Member of the British Columbia Legislative Assembly for Parksville-Qualicum
- In office May 28, 1996 – June 23, 1998
- Preceded by: Leonard Krog
- Succeeded by: Judith Reid

Personal details
- Born: January 22, 1948 (age 78) Netherlands
- Party: British Columbia Liberal Party

= Paul Reitsma =

Canadian politician (born 1948)

Paul Reitsma (born January 22, 1948) is a former member of the Legislative Assembly of British Columbia, Canada, for the electoral district of Parksville-Qualicum.

He was born in 1948 in the Netherlands. Reitsma served as the mayor of Port Alberni and Parksville, prior to his move to provincial politics.

Reitsma was elected in the 1996 BC provincial election for the BC Liberals, defeating New Democratic Party of British Columbia incumbent Leonard Krog.

In early 1998, Reitsma was accused of writing letters to newspapers under assumed names, praising himself and attacking his political opponents. A Parksville newspaper had asked a former Royal Canadian Mounted Police handwriting expert to compare a sample of Reitsma's handwriting to that of letters to the editor submitted by a "Warren Betanko", and then ran a story entitled "MLA Reitsma is a liar and we can prove it".

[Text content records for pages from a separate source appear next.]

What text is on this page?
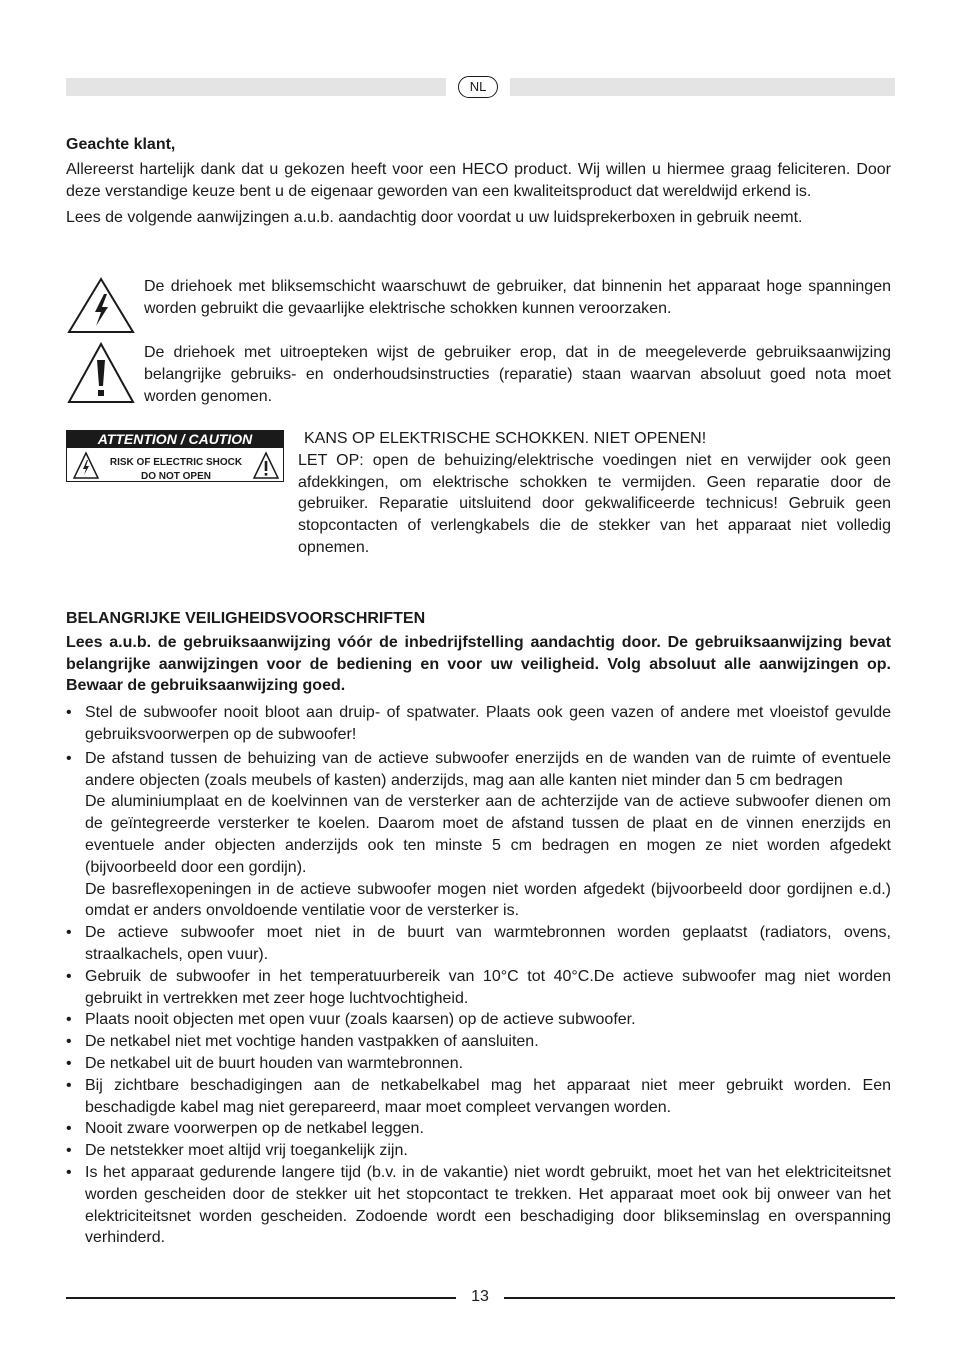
NL

Geachte klant,

Allereerst hartelijk dank dat u gekozen heeft voor een HECO product. Wij willen u hiermee graag feliciteren. Door deze verstandige keuze bent u de eigenaar geworden van een kwaliteitsproduct dat wereldwijd erkend is.

Lees de volgende aanwijzingen a.u.b. aandachtig door voordat u uw luidsprekerboxen in gebruik neemt.

De driehoek met bliksemschicht waarschuwt de gebruiker, dat binnenin het apparaat hoge spanningen worden gebruikt die gevaarlijke elektrische schokken kunnen veroorzaken.

De driehoek met uitroepteken wijst de gebruiker erop, dat in de meegeleverde gebruiksaanwijzing belangrijke gebruiks- en onderhoudsinstructies (reparatie) staan waarvan absoluut goed nota moet worden genomen.

ATTENTION / CAUTION
RISK OF ELECTRIC SHOCK
DO NOT OPEN

KANS OP ELEKTRISCHE SCHOKKEN. NIET OPENEN!

LET OP: open de behuizing/elektrische voedingen niet en verwijder ook geen afdekkingen, om elektrische schokken te vermijden. Geen reparatie door de gebruiker. Reparatie uitsluitend door gekwalificeerde technicus! Gebruik geen stopcontacten of verlengkabels die de stekker van het apparaat niet volledig opnemen.

BELANGRIJKE VEILIGHEIDSVOORSCHRIFTEN

Lees a.u.b. de gebruiksaanwijzing vóór de inbedrijfstelling aandachtig door. De gebruiksaanwijzing bevat belangrijke aanwijzingen voor de bediening en voor uw veiligheid. Volg absoluut alle aanwijzingen op. Bewaar de gebruiksaanwijzing goed.

• Stel de subwoofer nooit bloot aan druip- of spatwater. Plaats ook geen vazen of andere met vloeistof gevulde gebruiksvoorwerpen op de subwoofer!
• De afstand tussen de behuizing van de actieve subwoofer enerzijds en de wanden van de ruimte of eventuele andere objecten (zoals meubels of kasten) anderzijds, mag aan alle kanten niet minder dan 5 cm bedragen
De aluminiumplaat en de koelvinnen van de versterker aan de achterzijde van de actieve subwoofer dienen om de geïntegreerde versterker te koelen. Daarom moet de afstand tussen de plaat en de vinnen enerzijds en eventuele ander objecten anderzijds ook ten minste 5 cm bedragen en mogen ze niet worden afgedekt (bijvoorbeeld door een gordijn).
De basreflexopeningen in de actieve subwoofer mogen niet worden afgedekt (bijvoorbeeld door gordijnen e.d.) omdat er anders onvoldoende ventilatie voor de versterker is.
• De actieve subwoofer moet niet in de buurt van warmtebronnen worden geplaatst (radiators, ovens, straalkachels, open vuur).
• Gebruik de subwoofer in het temperatuurbereik van 10°C tot 40°C.De actieve subwoofer mag niet worden gebruikt in vertrekken met zeer hoge luchtvochtigheid.
• Plaats nooit objecten met open vuur (zoals kaarsen) op de actieve subwoofer.
• De netkabel niet met vochtige handen vastpakken of aansluiten.
• De netkabel uit de buurt houden van warmtebronnen.
• Bij zichtbare beschadigingen aan de netkabelkabel mag het apparaat niet meer gebruikt worden. Een beschadigde kabel mag niet gerepareerd, maar moet compleet vervangen worden.
• Nooit zware voorwerpen op de netkabel leggen.
• De netstekker moet altijd vrij toegankelijk zijn.
• Is het apparaat gedurende langere tijd (b.v. in de vakantie) niet wordt gebruikt, moet het van het elektriciteitsnet worden gescheiden door de stekker uit het stopcontact te trekken. Het apparaat moet ook bij onweer van het elektriciteitsnet worden gescheiden. Zodoende wordt een beschadiging door blikseminslag en overspanning verhinderd.
13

Reitsma was ejected from the BC Liberal caucus although he chose to remain as a member of the BC Legislative Assembly. However, he resigned his legislative seat on June 23, 1998, when it appeared that a recall petition led by proponent Mark Robinson had enough signatures from the electorate to recall him (thus result in a by-election to elect a new MLA).